Nous ne savons pas ce qu’il faut faire, mais nous le ferons !

Publié ici en cinq épisodes, ce texte figure en avant-propos de l’anthologie Les Pastiches de Jalons, récemment paru aux éditions du Cerf.

Au commencement, c’est-à-dire à la fin des années soixante-dix, était la Fédération nationale des comités nuls (FNCN) : un groupusculuscule recruté par voie de circulaire destinée exclusivement à la crème de mon carnet d’adresses.

La FNCN dispose d’un bulletin interne, Le Billet cocasse, réservé aux adhérents et donc photocopié à douze exemplaires. Une fois par semaine nous nous retrouvons pour un thé-débat chez Ginette, au Bon Accueil ; de temps à autre pour des « dîners de travail » chez Le Tatoué (menu unique à 12 F, vin compris) et même certains week-ends, en formation élargie, pour des « Boums Teppaz » où l’on danse jusqu’au bout de la nuit sur Cloclo, Sheila, Les Chaussettes Noires et Au Bonheur des Dames.

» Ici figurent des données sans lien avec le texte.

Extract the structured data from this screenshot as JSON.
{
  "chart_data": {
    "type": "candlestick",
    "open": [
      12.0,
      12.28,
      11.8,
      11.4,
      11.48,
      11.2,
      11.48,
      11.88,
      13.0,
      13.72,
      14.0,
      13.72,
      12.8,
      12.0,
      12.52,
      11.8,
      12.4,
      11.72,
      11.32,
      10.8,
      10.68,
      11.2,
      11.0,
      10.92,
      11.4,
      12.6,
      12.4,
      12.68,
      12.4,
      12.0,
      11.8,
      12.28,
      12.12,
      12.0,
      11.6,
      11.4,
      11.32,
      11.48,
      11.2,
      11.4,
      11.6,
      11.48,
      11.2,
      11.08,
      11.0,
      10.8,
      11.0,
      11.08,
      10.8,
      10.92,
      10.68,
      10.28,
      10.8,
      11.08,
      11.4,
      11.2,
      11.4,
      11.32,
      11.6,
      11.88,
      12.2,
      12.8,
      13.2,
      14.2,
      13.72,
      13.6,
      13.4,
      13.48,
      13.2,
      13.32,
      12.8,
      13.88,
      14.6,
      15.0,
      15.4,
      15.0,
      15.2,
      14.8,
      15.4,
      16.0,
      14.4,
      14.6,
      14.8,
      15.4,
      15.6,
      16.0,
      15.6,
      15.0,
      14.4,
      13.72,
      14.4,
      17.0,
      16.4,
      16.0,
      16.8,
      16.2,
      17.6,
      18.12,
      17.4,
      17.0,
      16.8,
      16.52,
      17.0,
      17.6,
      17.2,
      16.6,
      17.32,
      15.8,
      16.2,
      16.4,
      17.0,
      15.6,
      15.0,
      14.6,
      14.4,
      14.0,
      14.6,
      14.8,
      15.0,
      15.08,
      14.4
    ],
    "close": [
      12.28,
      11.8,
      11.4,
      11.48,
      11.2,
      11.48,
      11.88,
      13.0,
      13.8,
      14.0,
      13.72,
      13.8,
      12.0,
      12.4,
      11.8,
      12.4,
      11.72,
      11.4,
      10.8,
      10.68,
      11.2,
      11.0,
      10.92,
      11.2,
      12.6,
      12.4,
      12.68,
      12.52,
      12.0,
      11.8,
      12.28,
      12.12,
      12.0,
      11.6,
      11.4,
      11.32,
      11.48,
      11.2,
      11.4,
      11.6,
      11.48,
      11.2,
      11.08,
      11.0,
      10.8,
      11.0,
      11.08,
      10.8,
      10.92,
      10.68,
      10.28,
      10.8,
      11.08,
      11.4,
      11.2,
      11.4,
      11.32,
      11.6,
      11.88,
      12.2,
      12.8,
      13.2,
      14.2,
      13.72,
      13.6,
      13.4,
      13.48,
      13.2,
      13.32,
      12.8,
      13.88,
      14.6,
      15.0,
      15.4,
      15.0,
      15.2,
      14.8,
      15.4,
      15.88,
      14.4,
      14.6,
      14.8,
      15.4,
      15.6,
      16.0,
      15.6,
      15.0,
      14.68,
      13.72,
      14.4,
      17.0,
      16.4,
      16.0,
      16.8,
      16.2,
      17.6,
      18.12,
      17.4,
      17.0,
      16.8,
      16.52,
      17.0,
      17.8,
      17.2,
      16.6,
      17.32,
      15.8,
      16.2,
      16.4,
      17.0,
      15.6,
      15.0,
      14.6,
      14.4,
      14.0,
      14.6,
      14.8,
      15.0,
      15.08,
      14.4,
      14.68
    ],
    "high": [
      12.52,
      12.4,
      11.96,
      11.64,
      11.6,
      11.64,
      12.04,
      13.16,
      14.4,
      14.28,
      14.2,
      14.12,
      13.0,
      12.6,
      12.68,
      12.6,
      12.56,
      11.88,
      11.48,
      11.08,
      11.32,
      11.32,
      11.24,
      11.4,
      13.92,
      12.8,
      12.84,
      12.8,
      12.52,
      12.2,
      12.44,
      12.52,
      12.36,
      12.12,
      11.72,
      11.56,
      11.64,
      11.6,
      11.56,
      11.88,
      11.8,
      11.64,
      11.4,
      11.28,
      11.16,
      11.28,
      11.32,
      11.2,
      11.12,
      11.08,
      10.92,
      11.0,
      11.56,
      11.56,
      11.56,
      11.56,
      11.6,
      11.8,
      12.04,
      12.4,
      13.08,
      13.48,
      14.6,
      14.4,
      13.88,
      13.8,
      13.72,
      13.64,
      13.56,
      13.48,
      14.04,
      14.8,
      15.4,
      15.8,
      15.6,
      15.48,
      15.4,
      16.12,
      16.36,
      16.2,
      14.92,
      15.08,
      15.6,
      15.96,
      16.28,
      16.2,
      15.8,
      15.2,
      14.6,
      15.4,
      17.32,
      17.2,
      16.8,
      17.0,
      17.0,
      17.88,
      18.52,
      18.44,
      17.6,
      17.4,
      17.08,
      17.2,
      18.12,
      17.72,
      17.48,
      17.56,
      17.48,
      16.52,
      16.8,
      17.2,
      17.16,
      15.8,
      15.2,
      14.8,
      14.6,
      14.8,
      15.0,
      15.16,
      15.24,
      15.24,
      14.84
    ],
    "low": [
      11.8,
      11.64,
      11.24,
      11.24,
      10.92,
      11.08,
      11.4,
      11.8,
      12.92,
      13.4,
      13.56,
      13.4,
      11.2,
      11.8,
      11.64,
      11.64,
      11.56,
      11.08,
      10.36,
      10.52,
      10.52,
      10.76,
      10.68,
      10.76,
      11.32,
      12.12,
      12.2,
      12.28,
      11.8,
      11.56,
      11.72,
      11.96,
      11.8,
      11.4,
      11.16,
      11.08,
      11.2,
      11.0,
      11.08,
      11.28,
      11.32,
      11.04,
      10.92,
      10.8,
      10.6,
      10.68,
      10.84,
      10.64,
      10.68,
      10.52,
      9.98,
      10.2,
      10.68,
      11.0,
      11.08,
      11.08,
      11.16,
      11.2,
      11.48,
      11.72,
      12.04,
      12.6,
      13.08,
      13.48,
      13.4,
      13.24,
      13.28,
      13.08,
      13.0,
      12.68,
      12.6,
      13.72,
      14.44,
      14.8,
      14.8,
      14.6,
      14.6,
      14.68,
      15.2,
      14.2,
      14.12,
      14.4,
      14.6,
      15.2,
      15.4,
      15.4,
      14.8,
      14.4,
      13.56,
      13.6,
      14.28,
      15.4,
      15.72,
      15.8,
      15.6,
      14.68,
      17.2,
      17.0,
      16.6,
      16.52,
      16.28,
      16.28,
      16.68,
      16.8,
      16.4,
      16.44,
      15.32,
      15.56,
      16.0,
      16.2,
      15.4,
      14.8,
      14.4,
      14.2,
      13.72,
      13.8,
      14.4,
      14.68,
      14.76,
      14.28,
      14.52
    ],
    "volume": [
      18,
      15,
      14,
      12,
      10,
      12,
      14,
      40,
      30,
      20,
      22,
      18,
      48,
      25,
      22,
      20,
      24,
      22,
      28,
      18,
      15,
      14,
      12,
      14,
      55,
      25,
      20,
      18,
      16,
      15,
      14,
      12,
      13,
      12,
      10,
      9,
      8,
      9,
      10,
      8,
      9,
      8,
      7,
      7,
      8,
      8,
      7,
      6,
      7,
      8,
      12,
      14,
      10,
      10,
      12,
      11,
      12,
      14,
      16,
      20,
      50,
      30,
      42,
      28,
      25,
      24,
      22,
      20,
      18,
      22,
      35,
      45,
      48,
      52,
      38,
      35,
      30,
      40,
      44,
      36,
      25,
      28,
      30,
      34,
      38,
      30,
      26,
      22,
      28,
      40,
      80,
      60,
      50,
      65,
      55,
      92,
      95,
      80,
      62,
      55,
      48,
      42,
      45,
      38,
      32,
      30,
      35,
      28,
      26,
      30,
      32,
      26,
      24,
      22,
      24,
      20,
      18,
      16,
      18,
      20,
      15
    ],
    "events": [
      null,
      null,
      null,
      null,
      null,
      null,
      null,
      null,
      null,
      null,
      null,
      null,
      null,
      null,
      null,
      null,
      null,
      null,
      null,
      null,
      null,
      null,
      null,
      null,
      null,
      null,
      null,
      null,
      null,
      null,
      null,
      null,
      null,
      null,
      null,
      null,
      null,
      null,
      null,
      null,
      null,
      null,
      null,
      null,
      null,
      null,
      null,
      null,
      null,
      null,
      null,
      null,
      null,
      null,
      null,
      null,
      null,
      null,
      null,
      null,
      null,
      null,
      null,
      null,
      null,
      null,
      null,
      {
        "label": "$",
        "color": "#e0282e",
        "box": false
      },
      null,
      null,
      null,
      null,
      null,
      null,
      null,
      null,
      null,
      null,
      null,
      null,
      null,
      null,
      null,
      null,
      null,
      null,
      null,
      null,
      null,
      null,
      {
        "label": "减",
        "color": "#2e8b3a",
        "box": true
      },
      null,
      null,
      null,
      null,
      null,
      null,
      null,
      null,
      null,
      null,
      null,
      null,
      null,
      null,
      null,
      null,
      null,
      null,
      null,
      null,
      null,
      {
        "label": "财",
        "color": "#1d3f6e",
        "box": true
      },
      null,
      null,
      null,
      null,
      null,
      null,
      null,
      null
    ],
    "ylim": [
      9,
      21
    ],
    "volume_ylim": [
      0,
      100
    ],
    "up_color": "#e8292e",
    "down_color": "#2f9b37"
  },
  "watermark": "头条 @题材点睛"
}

Nos premières « interventions culturelles » sont des canulars destinés à la presse : colloques bidons, faux prix littéraires et prises de position aberrantes dans tous les domaines.

Pour notre plus grande joie, ces communiqués signés du Cercle d’Études Félix-Gouin sont régulièrement repris par Le Monde ou Le Figaro, voire les deux. Sans doute les trieurs de dépêches sont-ils impressionnés par le nom et les titres de Mme Jeanine Rolland-Murger, présidente virtuelle d’un Cercle qui ne l’est pas moins.

Le niveau journalistique est déjà bien bas ; sinon, notre référence statutaire à Félix Gouin, président du Conseil de la IVe qui sombra dans le « scandale des vins », en aurait fait tiquer quelques-uns. Vous me direz, trente ans plus tard, même une Fondation Le-Troquer pour l’enfance éveillerait-elle les soupçons ?

À la FNCN, l’activisme de rue commence avec des tractages sauvages qui poussent assez loin le concept d’acte gratuit. À titre d’exemple, je me souviens d’un de ces tracts qui dénonçait avec force points d’exclamation un « scandale » sans en préciser la nature.

Parmi les gens qui prenaient ce prospectus et repartaient en le lisant, la plupart s’arrêtaient au bout de quelques mètres, comme pour vérifier qu’ils avaient bien lu. Certains revenaient même vers nous, parfois pour nous féliciter du bon gag mais le plus souvent, il faut bien le dire, pour nous demander poliment de quel scandale il s’agissait.

L’exercice consistait alors pour nous à répondre d’une façon assez floue pour que l’interlocuteur suggère de lui-même ce qu’il voulait entendre… En bas du tract figurait une pétition, et nous avons reçu plus de deux cents réponses !

En parallèle, la FNCN parasite les manifestations des autres. Ordinairement avertis par Libé, qui à l’époque annonce tout et n’importe quoi, nous choisissons les manifs les plus extravagantes pour débarquer en queue de cortège. Avec nos propres mots d’ordre bien sûr mais, pour des raisons budgétaires, une seule banderole passe-partout : « Si ça continue, il faudra que ça cesse ! »

Pour notre toute première sortie, nous défilons de la place des Abbesses au Sacré-Cœur de Montmartre avec les anti-calotins de l’Union rationaliste et autres Libres-penseurs, qui ce jour-là rendent un hommage solennel au chevalier de La Barre. Notre tract en latin signé de l’Union des athées intégristes nous vaut un franc succès.

Après les momies bouffeuses de curés, nous nous aventurerons chez les babas cools, respectivement en lutte contre l’« atomkraft », la vivisection et autres atteintes aux droits de l’homme.

Sympa tout ça, mais marginal… Il est temps pour nous d’aller là où ça se passe.